After all, while the interview touched on a number of issues pertaining to nonstandard language use (its stigmatization, current and historical language policy in Flanders, among other things), the journalist and/or the subeditor seemed to be mainly interested in what we argued after the journalist’s mentioning of research results in our book that showed that even teachers used nonstandard Dutch in class:
Example 6
The minister [of education] rejects reality out of hand. In practice you notice indeed that teachers use different registers interchangeably. When they explain a theory, their language use is often relatively close to the standard language. When they want to clarify that theory with an example from pupils’ lifeworlds, they switch to nonstandard Dutch or dialect. The question is if you have to fight against this mechanism. It seems to turn out well in practice. (Van Hoof) [I]f you’re standing in front of a classroom, your intention is to make pupils identify themselves, to express a particular emotion. And nonstandard Dutch appears to be highly efficient for this. (Absillis) Of one thing we can be sure: The moment at which everyone will speak Standard Dutch in all situations will never arrive. This is Utopia [. . .]. (Jaspers)
Rather than “Linguists ask: Stop stigmatization of nonstandard Dutch” or “Linguists criticize Minister of Education,” what we said in Example 6 was picked up and recruited for the following headline: “Antwerp Linguists Plead for More Linguistic Freedom in Education.” Under that headline we were quoted in a larger font, saying, “Nonstandard Dutch in class is very efficient.” This framing of our message, just before the new school year, was undoubtedly conducive to the media storm that our interview unleashed, and it led to a thorough reframing of our expertise.
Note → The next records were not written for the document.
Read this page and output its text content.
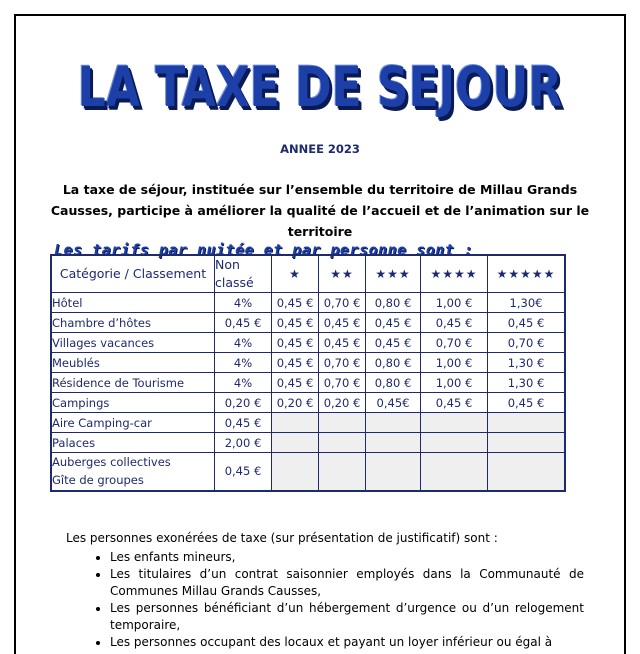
LA TAXE DE SEJOUR
ANNEE 2023
La taxe de séjour, instituée sur l’ensemble du territoire de Millau Grands Causses, participe à améliorer la qualité de l’accueil et de l’animation sur le territoire
Les tarifs par nuitée et par personne sont :
Catégorie / Classement	Non classé	★	★★	★★★	★★★★	★★★★★
Hôtel	4%	0,45 €	0,70 €	0,80 €	1,00 €	1,30€
Chambre d’hôtes	0,45 €	0,45 €	0,45 €	0,45 €	0,45 €	0,45 €
Villages vacances	4%	0,45 €	0,45 €	0,45 €	0,70 €	0,70 €
Meublés	4%	0,45 €	0,70 €	0,80 €	1,00 €	1,30 €
Résidence de Tourisme	4%	0,45 €	0,70 €	0,80 €	1,00 €	1,30 €
Campings	0,20 €	0,20 €	0,20 €	0,45€	0,45 €	0,45 €
Aire Camping-car	0,45 €					
Palaces	2,00 €					

Auberges collectives
Gîte de groupes	0,45 €					
Les personnes exonérées de taxe (sur présentation de justificatif) sont :
• Les enfants mineurs,
• Les titulaires d’un contrat saisonnier employés dans la Communauté de Communes Millau Grands Causses,
• Les personnes bénéficiant d’un hébergement d’urgence ou d’un relogement temporaire,
• Les personnes occupant des locaux et payant un loyer inférieur ou égal à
The next day already, the newspaper contained two full pages of letters to the editor, 90% of which were utterly negative. We were called, among other things, “inexperienced” and “young” and were asked “whether we had to study for so long to say only this.” What we had said was also seen as “absolute horror,” “remarkable,” “dangerous,” “it makes one’s hair stand on end,” “grotesque,” and, symptomatic of the wider spread antagonism between inhabitants from Antwerp and Flemings living in more rural areas, “typical for Antwerpians” who think they speak Standard Dutch while they are simply speaking their city dialect (all three of us worked at the University of Antwerp at the time). Interestingly, the newspaper also included a reaction from the critic whose label we had used for the title of our book. He had decided to respond in nonstandard Dutch, not only literally saying that we were silly (“You don’t understand the difference between norm and reality,” “You’re like cops who want to abolish speeding limits because people drive too fast anyway”) but also illustrating how silly our presumed advocacy of nonstandard Dutch was if you started writing in it (through using what linguists call a phonetic or literal spelling, although Standard Dutch is not spelled phonetically either, just as Standard English is not).
This was only one broadsheet newspaper. The other broadsheet we had contacted, which had been slower to respond, was frustrated that it had missed an important scoop (so we noticed after being called up by an irritated journalist asking why we hadn’t waited for her response), and it introduced the issue already with a different tone: “Non-Standard Dutch Occurs at All Schools. Even Teachers Speak It. That’s Ok, Antwerp Linguists Say. Really?” Another, more popular, newspaper reported, “Why Not Simply Allow Teachers to Speak Non-Standard Dutch? Linguists Keen Supporters of Non-Standard Dutch.” Both leads made clear that our advocacy for less stigmatization of nonstandard Dutch had been transformed, just 1 day after the interview, into advocacy for nonstandard Dutch full stop. Some pieces did not make it into the press. A popular men’s magazine tried, “Experts Encourage Nonstandard Dutch at School. Language Norms Simply Evolve.” A tabloid newspaper suggested as lead for the article:
Example 7
Research shows: pupils understand subject matter better in their own way of speaking. UA academics plead for more nonstandard Dutch. It’s hardly imaginable but a teacher addressing his pupils in nonstandard Dutch, [. . .] wouldn’t actually be that inappropriate, three young academics from UA say.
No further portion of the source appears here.